The authors claim that their CoDel ("coddle") algorithm is a "knob free" algorithm. This is a bit of a lie really: there are two knobs and they do need setting appropriately. But they don't need changing every time performance changes, which is a massive benefit. I have implemented this algorithm for our AMQP Java Client as a variant of the QueueingConsumer. Whilst the original algorithm is aimed at the TCP layer, where it's valid to just drop packets (TCP itself will take care of re-transmission of lost packets), in AMQP that's not so polite! As a result, my implementation uses Rabbit's basic.nack extension to explicitly return messages to the queue so they can be processed by others.

Using it is pretty much the same as the normal QueueingConsumer except that you should provide three extra parameters to the constructor to get the best performance.

1. The first is requeue which says whether, when messages are nacked, should they be requeued or discarded. If false, they will be discarded which may trigger the dead letter exchange mechanisms if they're set up.
2. The second is the targetDelay which is the acceptable time in milliseconds for messages to wait in the client-side QoS prefetch buffer.
3. The third is the interval and is the expected worst case processing time of one message in milliseconds. This doesn't have to be spot on, but within an order of magnitude certainly helps.

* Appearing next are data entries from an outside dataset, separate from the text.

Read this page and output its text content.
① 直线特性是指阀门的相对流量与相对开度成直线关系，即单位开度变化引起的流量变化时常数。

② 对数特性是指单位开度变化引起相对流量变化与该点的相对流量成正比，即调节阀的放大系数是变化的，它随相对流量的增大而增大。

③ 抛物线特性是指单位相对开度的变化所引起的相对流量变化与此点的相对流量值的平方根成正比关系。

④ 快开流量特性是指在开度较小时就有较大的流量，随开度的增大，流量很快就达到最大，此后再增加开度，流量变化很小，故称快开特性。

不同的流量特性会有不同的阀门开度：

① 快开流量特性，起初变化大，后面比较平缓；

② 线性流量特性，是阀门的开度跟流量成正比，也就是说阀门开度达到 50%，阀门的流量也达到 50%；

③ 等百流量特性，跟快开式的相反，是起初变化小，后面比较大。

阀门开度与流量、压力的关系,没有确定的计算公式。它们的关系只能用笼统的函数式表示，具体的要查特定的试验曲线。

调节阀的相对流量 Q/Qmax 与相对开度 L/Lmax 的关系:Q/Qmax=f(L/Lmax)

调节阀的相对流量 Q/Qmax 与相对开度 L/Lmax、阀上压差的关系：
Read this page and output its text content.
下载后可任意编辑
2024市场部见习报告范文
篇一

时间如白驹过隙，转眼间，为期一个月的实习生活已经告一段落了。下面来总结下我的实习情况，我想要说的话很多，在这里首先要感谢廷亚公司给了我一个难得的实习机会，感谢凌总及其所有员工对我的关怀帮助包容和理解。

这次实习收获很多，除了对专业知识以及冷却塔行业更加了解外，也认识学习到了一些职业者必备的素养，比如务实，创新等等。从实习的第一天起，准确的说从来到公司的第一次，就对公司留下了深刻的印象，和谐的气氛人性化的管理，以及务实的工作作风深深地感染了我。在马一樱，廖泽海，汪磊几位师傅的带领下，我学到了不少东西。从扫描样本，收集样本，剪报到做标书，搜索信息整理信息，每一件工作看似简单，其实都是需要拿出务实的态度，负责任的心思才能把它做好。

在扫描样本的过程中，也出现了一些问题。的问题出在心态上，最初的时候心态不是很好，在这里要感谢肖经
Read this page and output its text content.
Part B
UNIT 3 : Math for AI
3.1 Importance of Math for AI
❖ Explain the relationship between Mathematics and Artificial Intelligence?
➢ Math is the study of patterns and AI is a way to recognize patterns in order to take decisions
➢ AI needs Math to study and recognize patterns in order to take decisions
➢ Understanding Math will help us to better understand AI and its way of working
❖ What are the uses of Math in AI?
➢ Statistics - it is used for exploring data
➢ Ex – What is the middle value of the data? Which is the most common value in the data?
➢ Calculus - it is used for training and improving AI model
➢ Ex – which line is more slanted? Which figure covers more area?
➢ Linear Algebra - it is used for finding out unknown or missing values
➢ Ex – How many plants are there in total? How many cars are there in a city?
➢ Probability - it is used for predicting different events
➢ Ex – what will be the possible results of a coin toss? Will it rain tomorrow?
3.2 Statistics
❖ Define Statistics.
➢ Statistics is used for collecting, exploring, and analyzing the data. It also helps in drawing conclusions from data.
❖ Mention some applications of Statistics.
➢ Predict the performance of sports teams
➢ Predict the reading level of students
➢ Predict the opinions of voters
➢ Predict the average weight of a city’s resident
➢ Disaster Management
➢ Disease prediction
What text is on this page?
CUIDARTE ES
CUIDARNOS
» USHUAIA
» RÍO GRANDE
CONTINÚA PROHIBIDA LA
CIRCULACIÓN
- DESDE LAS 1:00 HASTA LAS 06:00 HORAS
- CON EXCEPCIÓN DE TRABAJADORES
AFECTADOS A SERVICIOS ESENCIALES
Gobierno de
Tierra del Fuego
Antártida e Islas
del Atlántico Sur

You should still set a QoS prefetch size appropriately. If you do not, what is likely is that the client will be sent a lot of messages, and the algorithm will then have to return them to Rabbit if they sit in the buffer for too long. It's easy to end up with a lot of extra network traffic as messages are returned to Rabbit. The CoDel algorithm is meant to only start dropping (or rejecting) messages once performance diverges from the norm, thus a worked example might help.

Again, assume network traversal time in each direction of 50ms, and we expect the client to spend 4ms on average processing each message, but this can spike to 20ms. We thus set the interval parameter of CoDel to 20. Sometimes the network halves in speed, so the traversal time can be 100ms in each direction. To cater for that, we set the basic.qos prefetch to 204 / 4 = 51. Yes, this means that the buffer will remain 25 messages long most of the time when the network is running normally (see workings earlier), but we decide that's OK. Each message will thus sit in the buffer for an expected 25 * 4 = 100ms, so we set the targetDelay of CoDel to 100.

When things are running normally, CoDel should not get in the way, and few if any messages should be being nacked. But should the client start processing messages more slowly than normal, CoDel will spot that messages have been buffered by the client for too long, and will return those messages to the queue. If those messages are requeued then they will become available for delivery to other clients.

This is very much experimental at the moment, and it's possible to see reasons why CoDel isn't as appropriate for dealing with AMQP messages as it is for plain IP. It's also worth remembering that requeuing messages via nacks is a fairly expensive operation, so it's a good idea to set the parameters of CoDel to ensure in normal operation very few if any messages are being nacked. The management plugin is an easy way to inspect how many messages are being nacked. As ever, comments, feedback and improvements are most welcome!